The problem is that the consciousness that slowly comes online seems to have nothing to do with the materials that are bringing it online.
It's like aggregating rocks (atoms) and then a visible ghost (consciousness) is produced. And the more rocks you gather, the more visually impressive the ghost. But the attributes of this ghost seem to have nothing to do with the rocks gathered. This transition from rocks to ghost is then quite confusing. Similarly, that transition from atoms to emotions/feelings/qualia is so weird that it bothers people.
David:
Seth Garrett What about hydrogen and oxygen creating water?

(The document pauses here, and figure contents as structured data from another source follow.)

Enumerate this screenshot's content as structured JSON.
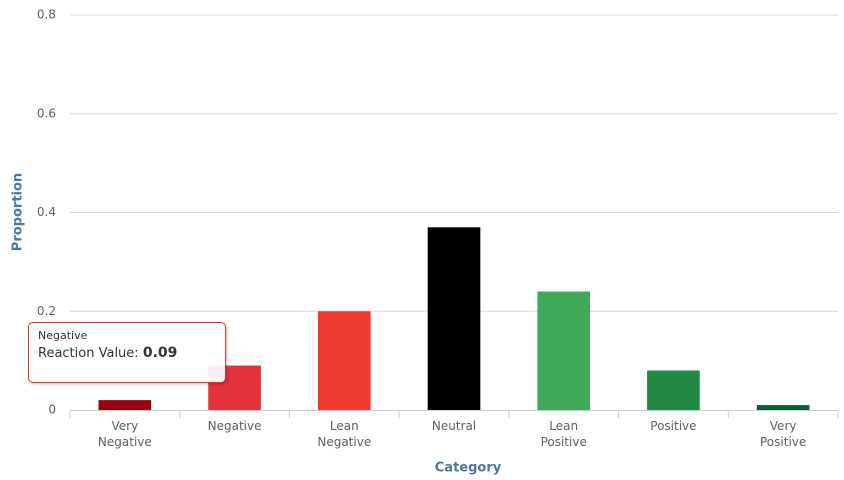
{
  "chart_data": {
    "type": "bar",
    "categories": [
      "Very Negative",
      "Negative",
      "Lean Negative",
      "Neutral",
      "Lean Positive",
      "Positive",
      "Very Positive"
    ],
    "values": [
      0.02,
      0.09,
      0.2,
      0.37,
      0.24,
      0.08,
      0.01
    ],
    "colors": [
      "#990012",
      "#e2323c",
      "#ee3b2f",
      "#000000",
      "#3fa95a",
      "#238a45",
      "#0a5e35"
    ],
    "ylim": [
      0,
      0.8
    ],
    "yticks": [
      0,
      0.2,
      0.4,
      0.6,
      0.8
    ],
    "grid": true,
    "y_axis_label": "Proportion",
    "x_axis_label": "Category",
    "tooltip": {
      "category_index": 1,
      "label": "Reaction Value:"
    }
  }
}
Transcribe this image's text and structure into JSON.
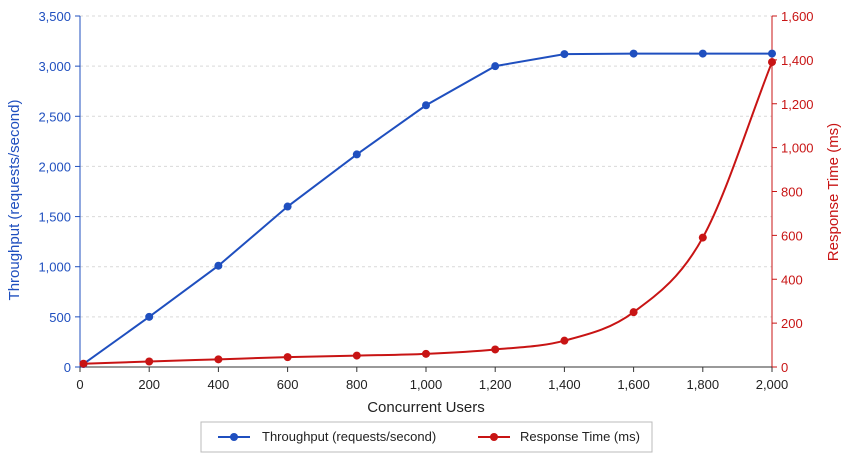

How do 1's and 0's create programs?
This is also what I am saying about acting like Consciousness is some extra special jump unlike others in nature.
Philip:
Seth Garrett Also, I think the notion that consciousness has nothing to do with the materials that bring it online is naive at best. On the contrary, it is intimately and exquisitely and tragically and inescapably linked to the material reality that brought it online.
Seth:
David Long Those are great examples of natural jumps! I fully expect there to be a naturalist explanation for how consciousness develops, but I definitely feel the significance of the gap.
For example, I can accept that 1s and 0s emerge into a software program but I can't accept the idea that all software programs are conscious. There's a gap there that hasn't been bridged. Yet, I can't fully explain that gap.
Philip:
Seth Garrett I don’t see the development of self reflective consciousness as being fundamentally different from the development of motility either really.
David:
Seth Garrett All you need is the concept of "self" thrown in the mix and some real means to interact with the environment, give it enough time, and you're basically there.

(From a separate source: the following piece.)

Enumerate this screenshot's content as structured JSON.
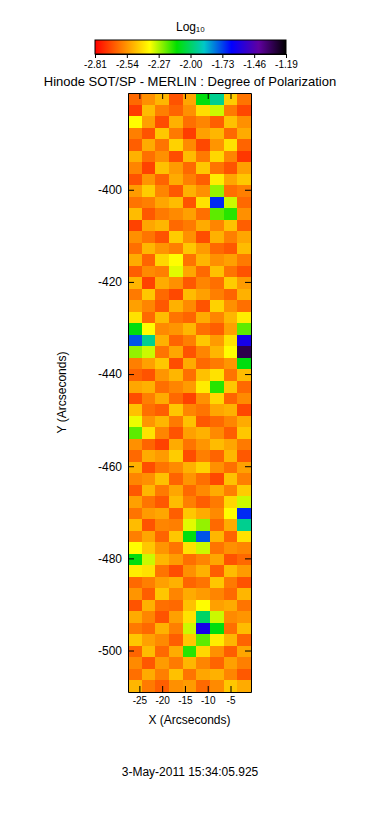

I think we are running a type of programming and caught in a type of language game and it should lead us to questions about how different are we really from an AI and why are biological machines different from man-made machines. - Is the difference just a technology gap?
I think it is.
Philip:
David Long The substrate is critical.
Seth:
David Long I believe '10001110' signifies red in machine code. I assume you would acknowledge the gap between '10001110' and the qualia of 'redness'?